This week, the federal government will begin allocating COVID-19 vaccines directly to select Federally Qualified Health Centers (FQHCs) across the country. The move follows an official announcement last week from President Biden and members of his COVID-19 response task force.
To date, some health centers have received a small supply of vaccine doses. However, that supply has come from state governments, which receive a vaccine allocation from the federal government and then are responsible for allocating that supply to health centers, hospitals, and other vaccination sites. With this program, the states will be cut out of the allocation process with the federal government allocating vaccines directly to health centers.
Beyond FQHCs, under President Biden’s vaccine distribution plan, the federal government has also begun coordinating shipments of vaccines directly to pharmacies. That retail pharmacy vaccine program began last week with 6,500 pharmacies, with the goal of eventually reaching about 40,000 pharmacies.
Program Details
According to White House officials and a White House fact sheet released last week, this new program is launching as part of a broader effort to expand outreach to traditionally underserved communities and to ensure equity in the vaccine rollout.
Today, there are more than 1,300 community health centers (FQHCs) across the country that provide access to care and healthcare services for nearly 30 million patients, over 90 percent of which are individuals or families living at or below 200 percent of federal poverty guidelines. Many health centers are located in high-need urban, rural, and frontier communities. Thus, by allocating vaccine doses directly to health centers through this new program, vaccine doses will be more likely to reach the traditionally hard-to-reach patient populations that health centers serve.
According to information released by the U.S. Department of Health and Human Services’ (HHS) Health Resources and Services Administration (HRSA), the program will “directly allocate a limited supply of COVID-19 vaccine to select HRSA-funded health centers.” As noted by the White House, “the program will be phased in, with the first centers able to start ordering vaccines as early as the week of February 15” and “the initial phase [to] include at least one Community Health Center in each state, expanding to 250 centers in the coming weeks.”
What it Means for Health Centers
HRSA has yet to publicly identify which health centers have been selected for the initial phase of the program. However, the agency has said that it will select centers that specialize in caring for particularly hard-to-reach and disproportionately affected populations. This will include: “those that serve a large volume of one of the following disproportionately affected populations: individuals experiencing homelessness, public housing residents, migrant/seasonal agricultural workers, or patients with limited English proficiency.”

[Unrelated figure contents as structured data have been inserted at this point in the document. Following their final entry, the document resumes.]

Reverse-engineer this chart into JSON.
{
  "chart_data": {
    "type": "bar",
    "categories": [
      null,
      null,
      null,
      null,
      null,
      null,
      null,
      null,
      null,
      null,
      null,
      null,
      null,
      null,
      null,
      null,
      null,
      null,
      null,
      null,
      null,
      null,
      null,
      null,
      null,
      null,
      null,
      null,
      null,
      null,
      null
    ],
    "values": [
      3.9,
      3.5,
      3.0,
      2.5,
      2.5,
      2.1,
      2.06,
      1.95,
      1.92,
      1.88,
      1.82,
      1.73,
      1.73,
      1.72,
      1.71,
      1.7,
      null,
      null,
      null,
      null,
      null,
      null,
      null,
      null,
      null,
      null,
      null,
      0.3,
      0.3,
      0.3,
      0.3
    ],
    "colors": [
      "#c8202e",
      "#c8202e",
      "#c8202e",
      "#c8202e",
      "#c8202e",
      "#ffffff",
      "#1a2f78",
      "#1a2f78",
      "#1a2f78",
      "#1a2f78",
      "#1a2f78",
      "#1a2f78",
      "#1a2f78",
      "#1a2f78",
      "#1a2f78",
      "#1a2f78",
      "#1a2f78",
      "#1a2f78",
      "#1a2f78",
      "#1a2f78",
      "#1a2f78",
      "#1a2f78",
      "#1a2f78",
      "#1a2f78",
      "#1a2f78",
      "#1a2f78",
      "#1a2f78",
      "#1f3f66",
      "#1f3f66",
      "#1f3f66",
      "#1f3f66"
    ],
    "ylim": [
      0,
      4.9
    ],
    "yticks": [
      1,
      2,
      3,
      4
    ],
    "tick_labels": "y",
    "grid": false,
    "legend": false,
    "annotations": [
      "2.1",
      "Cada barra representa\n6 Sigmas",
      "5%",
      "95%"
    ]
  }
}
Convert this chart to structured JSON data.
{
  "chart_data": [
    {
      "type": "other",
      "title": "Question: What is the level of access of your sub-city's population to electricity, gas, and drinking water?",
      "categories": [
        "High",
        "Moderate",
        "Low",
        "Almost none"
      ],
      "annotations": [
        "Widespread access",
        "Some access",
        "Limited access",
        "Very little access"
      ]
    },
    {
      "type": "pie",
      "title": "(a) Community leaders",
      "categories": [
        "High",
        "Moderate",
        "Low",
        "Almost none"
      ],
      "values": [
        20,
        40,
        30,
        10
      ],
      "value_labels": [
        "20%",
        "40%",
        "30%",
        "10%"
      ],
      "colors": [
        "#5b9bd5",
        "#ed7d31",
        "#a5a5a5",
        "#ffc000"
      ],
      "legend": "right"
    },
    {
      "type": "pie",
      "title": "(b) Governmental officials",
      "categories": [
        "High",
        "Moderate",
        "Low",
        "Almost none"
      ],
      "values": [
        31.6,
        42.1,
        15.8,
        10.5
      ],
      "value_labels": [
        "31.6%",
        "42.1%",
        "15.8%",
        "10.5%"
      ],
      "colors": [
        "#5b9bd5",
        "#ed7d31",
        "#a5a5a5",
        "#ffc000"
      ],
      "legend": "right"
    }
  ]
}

Health centers should note that any allocation of vaccines provided for this program is separate from allocations driven by a health center’s state or jurisdiction. However, as noted by HRSA, “this separate federal allocation will be deployed in coordination with jurisdictions.” Translation: while the allocations will be separate, the delivery of vaccine supply should be coordinated.
Eventually, as vaccine supply increases, the program is anticipated to expand to every health center in the county. With nearly 1,400 health centers operating almost 13,000 service delivery sites in every U.S. state, U.S. territory, and the District of Columbia, this program- and our nation’s community health centers- could soon play a major role in the vaccination process.
Health centers interested in learning more about this program, should consult HRSA’s program website and check HRSA’s newsroom for any future updates.